I am convinced that whatever you go with, quality of design and manufacture is priority one, but then the very close second is some sort of system design that includes maximum thermal mass.  In the case of boilers, that equals water storage; in the case of stoves, that means something like a masonry heater or 100% herky-as-possible soapstone stove.  Boilers let you pump heat to more various and distant places, whereas the masonry/ soapstone units depend on direct radiant heat and/ or air convection from the combustion unit to the heated space.  Forced hot air furnaces (like what I've had for the last 11 years) are _wonderful_ in their _total_ simplicity to install and use and the good ones last nearly forever, but they basically only put out heat as long as you are there to tend them, unless you are someone who feels comfortable filling a firebox to the gills, throttling it down hard in a way that is sooner or later going to give you creosote trouble & risk of chimney fire, and then going to bed or off to work...  In a really well insulated house, that may work OK (heat the house up with the wood/air furnace, and it stays warm due to insulation)

A lot depends on the layout of the space-to-be heated, and your preference in technology (massive, expensive and thoughtfully-designed masonry or semi-massive soapstone stove - which needs to be IN the living space,
OR large wood gasification boiler + relatively massicve water/heat storage + hydronic and/or radiant floor system,  which you could put in a cellar or even a nearby outbuilding.

I really hate to get rid of my wood/air furnace- it's a cast iron piece of superb simple engineering, built by the same family-owned company for the better part of a century, that'll probably outlive me and does a truly excellent job at exactly what it was intended to do (give fast/direct heat when you feed it wood), but it's not what fits what I am aiming for (I need the house to remain warm when I am away for a while at work, etc., without the oil burner coming back on).  It might be the bee's knees in a better-insulated, or more open house, or in a more mild climate.  So it, as others mentioned above with other stuff, it's up for sale, for a _substantial_ margin off what the same model (still made, still sold) would cost new; PM me if you're interested.


----------



## ronoz (Aug 22, 2008)

Thanks for all of your info everyone!  The Hotblast 1950 looked like a nice option as well but I found out that they have been discontinued and RK no longer has any.


----------



## johnsopi (Aug 22, 2008)

I used 4-5 cord last winter with the Yukon Big Jack, the house was all ways 76-80 during the winter.

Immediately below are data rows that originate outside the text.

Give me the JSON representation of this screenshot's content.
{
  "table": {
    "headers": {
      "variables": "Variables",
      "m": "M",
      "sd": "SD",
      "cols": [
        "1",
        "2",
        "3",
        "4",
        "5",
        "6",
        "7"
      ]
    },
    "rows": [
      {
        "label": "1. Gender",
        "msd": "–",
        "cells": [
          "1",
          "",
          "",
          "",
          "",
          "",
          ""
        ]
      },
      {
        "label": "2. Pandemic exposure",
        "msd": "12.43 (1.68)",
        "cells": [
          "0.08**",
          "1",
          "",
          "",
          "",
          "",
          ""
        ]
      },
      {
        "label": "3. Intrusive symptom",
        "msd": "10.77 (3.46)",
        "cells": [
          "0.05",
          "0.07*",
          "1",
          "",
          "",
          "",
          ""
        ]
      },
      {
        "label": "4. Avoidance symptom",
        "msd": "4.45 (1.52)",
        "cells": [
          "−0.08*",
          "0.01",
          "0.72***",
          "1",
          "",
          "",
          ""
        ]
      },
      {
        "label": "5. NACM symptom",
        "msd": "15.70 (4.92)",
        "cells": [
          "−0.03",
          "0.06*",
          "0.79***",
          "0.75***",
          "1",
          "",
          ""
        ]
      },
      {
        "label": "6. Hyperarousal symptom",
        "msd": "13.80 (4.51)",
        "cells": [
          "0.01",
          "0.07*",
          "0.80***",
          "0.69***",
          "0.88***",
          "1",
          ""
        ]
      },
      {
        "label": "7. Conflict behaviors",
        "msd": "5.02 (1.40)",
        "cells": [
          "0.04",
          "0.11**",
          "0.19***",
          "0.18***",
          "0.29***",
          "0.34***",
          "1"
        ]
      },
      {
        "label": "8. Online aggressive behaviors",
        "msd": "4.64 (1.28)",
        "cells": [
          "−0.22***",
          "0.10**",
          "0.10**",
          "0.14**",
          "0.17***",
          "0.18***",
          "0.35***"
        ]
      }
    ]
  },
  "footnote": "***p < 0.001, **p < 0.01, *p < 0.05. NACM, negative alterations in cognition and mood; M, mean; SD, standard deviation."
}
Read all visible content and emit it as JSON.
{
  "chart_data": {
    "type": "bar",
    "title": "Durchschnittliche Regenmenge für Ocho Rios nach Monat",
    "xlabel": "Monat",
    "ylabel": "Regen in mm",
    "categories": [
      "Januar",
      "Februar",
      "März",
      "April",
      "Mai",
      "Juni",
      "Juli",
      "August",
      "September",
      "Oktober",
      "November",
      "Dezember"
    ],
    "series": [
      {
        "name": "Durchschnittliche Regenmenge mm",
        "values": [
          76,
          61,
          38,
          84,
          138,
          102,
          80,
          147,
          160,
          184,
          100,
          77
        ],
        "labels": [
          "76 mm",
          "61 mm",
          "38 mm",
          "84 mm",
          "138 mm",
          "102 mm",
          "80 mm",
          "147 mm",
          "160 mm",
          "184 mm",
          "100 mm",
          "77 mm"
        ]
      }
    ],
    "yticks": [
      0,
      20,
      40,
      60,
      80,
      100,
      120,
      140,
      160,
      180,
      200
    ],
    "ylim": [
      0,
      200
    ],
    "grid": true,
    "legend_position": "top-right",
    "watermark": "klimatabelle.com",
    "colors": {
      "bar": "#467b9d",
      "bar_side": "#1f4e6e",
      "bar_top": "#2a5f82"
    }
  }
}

I burn 24/7and use very little oil. I find the B.J easy to use,and easy to start the fire. I start the fire at 5 am burns out @11 am I restart the fire at @ 3pm if needed. Last winter I did not reload the fire during night. so it went from 10pm to 5am keeping the house warm. I did replace the thermostat with a programmable one.


----------



## brucewky (Aug 25, 2008)

I am looking into purchasing a add on wood furnace.  I am a complete beginner.  Along with the furnace, what options should I get with it (fan, cold air return, etc).  And what about installation.  Will I have to build a chimney, should I use the fresh air return.  Any advice will be greatly appreciated.  Bruce.


----------



## johnsopi (Aug 25, 2008)

The first thing I would do is go to yukons web site or any of the other and look at their lay outs. Then call customer srvice
and talk to the reps. 
 When I had my house built I had a chimney with a thimbel in the basement and it was in line with my airducts.
This made my install easy. Like I said look at the diagrams on the websites and thing will make more sense


----------



## ccwhite (Nov 24, 2008)

I've had a Mendota dual fuel oil/wood for 25+ years. We have not bought a drop of oil for the last 3 winters. Its time to replace the old Mendota. So I looked into everything I could find info on and decided on the Woodchuck 2900. I can never see the point of a wood stove. I want a real furnace that is hooked up to both the hot and cold ducts of the house. No cold rooms. No having to leave the door open to get heat in there. I'll have the new wood chuck in sometime in the next couple of weeks. I'm using this opportunity to also install a heat pump. I'll put up some photos and update on the Woodchuck once installed. I already went and bought the Woodchuck and brought it home. Now I'm just chomping at the bit to get it in place and fire it up.

I don't know if my rambling was any help but I would definatly recomend a furnace rather than a stove. And make sure you hook up both ducts. They're there for a reason.


----------